Há aqui ecos óbvios de Solanin e A Voz do Silêncio, impregnados de um humor negro que poucos além de Oshimi teriam coragem de botar no papel (quando Kayo sugere que Oshima use um caderno para se comunicar, a primeira palavra que escreve é “pinto”).

Seu paralelo mais próximo, na verdade, é Kokosake, longa de Mari Okada sobre uma garota que recobra a voz por meio da música. Você sabe que o mundo é uma caixinha de surpresas quando o autor de Flores do Mal e a escritora de Anohana podem ser citados em uma única frase.

A vida como ela é

As semelhanças com Okada vão além do enredo. Embora o cinema da autora nem sempre acerte em cheio, seus melhores trabalhos são justamente aqueles em que se inspira na sua própria juventude. Sem Mari, aluna problema que faltava nas aulas, não teríamos Jintan, o inesquecível protagonista de Anohana.

Se a semelhança entre os nomes (Oshima/Oshimi) não deixa claro, Shino-chan é igualmente baseado em experiências reais.

Quem nos conta é o próprio autor, num posfácio que acompanha o mangá. Quando criança, ele descobriu que sofria de disfemia tônica, um tipo de distúrbio de fala que provoca espasmos no começo das frases.

Essa condição lhe trouxe muita dor de cabeça na adolescente, mas nem tudo foram lágrimas. Segundo ele, ter dificuldade em se comunicar o ensinou a ouvir e a observar. Foi graças a isto que aprendeu a “ler” as expressões faciais das pessoas, algo que se tornou de imensa utilidade quando se pôs a desenhar mangás.

É um sentimento que sua história sucede em provocar, mérito de um final tão doce e poderoso que me impede até de falar a respeito. Não porque dependa de spoilers, mas porque contém uma epifania. Como um bom contista, Oshimi termina sua história com uma cena que nos faz reavaliar tudo o que pensávamos das suas personagens. E, com alguma sorte, também das pessoas de carne e osso do lado de cá da página.

“Eu não usei as palavras ‘gagueira’ ou ‘distúrbio de fala’ em momento algum nesse mangá. Por quê?
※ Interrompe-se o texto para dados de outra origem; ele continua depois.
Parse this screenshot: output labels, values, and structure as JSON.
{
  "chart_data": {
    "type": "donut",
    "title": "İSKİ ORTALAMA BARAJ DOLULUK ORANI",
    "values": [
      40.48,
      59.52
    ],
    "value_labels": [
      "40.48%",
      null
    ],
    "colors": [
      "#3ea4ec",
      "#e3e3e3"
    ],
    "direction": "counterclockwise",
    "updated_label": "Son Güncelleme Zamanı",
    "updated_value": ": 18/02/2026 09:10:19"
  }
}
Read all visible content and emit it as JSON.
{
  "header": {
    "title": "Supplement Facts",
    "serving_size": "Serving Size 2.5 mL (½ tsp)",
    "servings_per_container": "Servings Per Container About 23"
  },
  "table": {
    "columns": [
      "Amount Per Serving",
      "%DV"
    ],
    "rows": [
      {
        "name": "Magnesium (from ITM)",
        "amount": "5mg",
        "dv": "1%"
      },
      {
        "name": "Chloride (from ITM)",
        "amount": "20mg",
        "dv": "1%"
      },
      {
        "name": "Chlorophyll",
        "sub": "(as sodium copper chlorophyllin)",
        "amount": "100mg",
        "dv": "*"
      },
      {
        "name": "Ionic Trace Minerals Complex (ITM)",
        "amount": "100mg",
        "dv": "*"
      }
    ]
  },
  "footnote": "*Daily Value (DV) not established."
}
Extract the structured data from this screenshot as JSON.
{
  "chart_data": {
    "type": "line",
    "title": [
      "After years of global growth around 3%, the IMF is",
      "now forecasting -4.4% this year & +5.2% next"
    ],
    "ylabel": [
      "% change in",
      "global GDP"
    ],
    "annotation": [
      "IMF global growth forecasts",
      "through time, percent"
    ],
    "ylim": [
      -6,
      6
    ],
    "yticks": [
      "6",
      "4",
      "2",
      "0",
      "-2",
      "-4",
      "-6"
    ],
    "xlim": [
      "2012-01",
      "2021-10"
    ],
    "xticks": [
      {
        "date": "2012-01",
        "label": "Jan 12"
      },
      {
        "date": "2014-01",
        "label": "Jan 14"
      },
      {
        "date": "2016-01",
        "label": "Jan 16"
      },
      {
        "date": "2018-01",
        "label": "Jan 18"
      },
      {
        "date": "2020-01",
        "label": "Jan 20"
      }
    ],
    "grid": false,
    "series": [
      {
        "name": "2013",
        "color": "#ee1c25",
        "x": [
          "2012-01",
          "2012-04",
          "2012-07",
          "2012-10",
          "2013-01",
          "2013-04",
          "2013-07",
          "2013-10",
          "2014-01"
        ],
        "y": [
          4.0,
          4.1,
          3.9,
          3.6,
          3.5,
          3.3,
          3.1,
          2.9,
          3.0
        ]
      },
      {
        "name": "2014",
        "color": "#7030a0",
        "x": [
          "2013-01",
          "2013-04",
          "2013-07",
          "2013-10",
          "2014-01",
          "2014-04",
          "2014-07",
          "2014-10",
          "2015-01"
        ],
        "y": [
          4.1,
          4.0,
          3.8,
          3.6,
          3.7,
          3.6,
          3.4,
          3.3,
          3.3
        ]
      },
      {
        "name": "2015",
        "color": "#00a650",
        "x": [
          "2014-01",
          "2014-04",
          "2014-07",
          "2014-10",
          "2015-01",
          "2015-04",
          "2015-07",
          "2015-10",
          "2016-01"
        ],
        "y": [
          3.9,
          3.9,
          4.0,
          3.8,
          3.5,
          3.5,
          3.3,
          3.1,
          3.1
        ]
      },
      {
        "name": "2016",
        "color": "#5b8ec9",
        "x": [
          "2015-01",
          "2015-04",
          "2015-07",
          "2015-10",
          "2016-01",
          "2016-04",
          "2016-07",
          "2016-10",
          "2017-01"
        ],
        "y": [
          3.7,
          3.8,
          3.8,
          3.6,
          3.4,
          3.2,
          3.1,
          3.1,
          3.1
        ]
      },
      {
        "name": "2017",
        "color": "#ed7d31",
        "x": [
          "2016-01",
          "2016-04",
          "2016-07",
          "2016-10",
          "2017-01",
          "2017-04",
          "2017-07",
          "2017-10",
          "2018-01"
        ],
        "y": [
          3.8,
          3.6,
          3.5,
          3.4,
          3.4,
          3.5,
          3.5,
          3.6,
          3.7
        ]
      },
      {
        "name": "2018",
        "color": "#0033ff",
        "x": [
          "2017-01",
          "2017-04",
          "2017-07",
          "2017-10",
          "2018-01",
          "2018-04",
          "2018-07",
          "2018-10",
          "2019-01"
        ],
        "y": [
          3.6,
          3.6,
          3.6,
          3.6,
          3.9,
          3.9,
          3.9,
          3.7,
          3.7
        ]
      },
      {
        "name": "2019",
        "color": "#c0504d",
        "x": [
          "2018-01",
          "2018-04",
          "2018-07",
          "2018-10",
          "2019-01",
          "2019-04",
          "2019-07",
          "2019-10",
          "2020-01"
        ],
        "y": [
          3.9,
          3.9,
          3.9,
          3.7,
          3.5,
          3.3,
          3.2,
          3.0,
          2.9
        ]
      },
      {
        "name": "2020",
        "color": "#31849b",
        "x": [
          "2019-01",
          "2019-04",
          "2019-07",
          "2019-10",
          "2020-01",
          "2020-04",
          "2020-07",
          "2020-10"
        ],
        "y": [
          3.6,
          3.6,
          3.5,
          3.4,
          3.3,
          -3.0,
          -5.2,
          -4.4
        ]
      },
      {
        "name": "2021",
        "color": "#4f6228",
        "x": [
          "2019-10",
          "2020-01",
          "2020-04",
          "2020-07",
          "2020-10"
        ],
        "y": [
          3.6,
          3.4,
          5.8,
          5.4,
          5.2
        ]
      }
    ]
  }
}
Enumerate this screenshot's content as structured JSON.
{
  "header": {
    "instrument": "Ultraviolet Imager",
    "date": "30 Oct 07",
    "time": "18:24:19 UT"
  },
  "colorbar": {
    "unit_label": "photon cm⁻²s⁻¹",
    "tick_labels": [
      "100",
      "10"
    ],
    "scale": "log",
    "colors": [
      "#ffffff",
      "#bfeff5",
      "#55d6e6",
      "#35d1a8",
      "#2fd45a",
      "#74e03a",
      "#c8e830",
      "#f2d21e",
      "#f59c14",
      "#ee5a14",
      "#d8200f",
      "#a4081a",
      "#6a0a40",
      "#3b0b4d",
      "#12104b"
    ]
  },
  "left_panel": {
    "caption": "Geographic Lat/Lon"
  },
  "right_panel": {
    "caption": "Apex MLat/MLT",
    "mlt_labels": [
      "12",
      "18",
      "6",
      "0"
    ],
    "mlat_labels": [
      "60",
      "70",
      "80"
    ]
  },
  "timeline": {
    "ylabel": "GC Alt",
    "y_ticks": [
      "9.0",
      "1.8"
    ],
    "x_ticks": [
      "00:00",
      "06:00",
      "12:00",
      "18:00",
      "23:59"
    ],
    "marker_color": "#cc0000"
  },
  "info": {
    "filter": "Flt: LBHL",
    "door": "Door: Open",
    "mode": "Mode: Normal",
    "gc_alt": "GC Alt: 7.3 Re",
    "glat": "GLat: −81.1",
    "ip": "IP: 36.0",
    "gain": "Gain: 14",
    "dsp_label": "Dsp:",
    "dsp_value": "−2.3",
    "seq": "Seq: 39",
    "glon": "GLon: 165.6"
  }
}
Porque eu não queria que essa história se tornasse apenas sobre qualquer uma dessas coisas.

Conforme eu o desenhava, eu pensei: “desde que ele possa ressonar com qualquer um, mas ainda sim permanecer uma história sobre uma única pessoa, está bom o suficiente para mim”.

Histórias sobre adolescentes muitas vezes são uma desculpa para adultos extravasarem suas próprias fantasias. Seja ao retrarem experiências que temem ou desejam – envolvendo sexo, drogas ou violência– seja ao colocarem nos anos escolares num pedestal, como se o auge da nossa vida terminasse aos dezessete anos.

Shino-chan não é sobre nenhuma dessas coisas. Suas personagens não experimentam grandes libertinagens, grandes reviravoltas, acontencimentos excepcionais. Nem precisam de tanto para nos emocionar. Para elas, a adolescência é valiosa porque é apenas o ponto de partida; a estaca zero que lembramos com carinho não porque foi a mais importante, mas porque foi a que estourou o casulo dos adultos que viríamos um dia a nos tornar.

É difícil apontar o que é mais tocante. O fato de um mangaká conhecido por trabalhos tão misantrópicos revelar um lado tão humano ou o fato de ter decidido compartilhá-lo de maneira tão íntima.

Seja como for, só temos a agradecê-lo.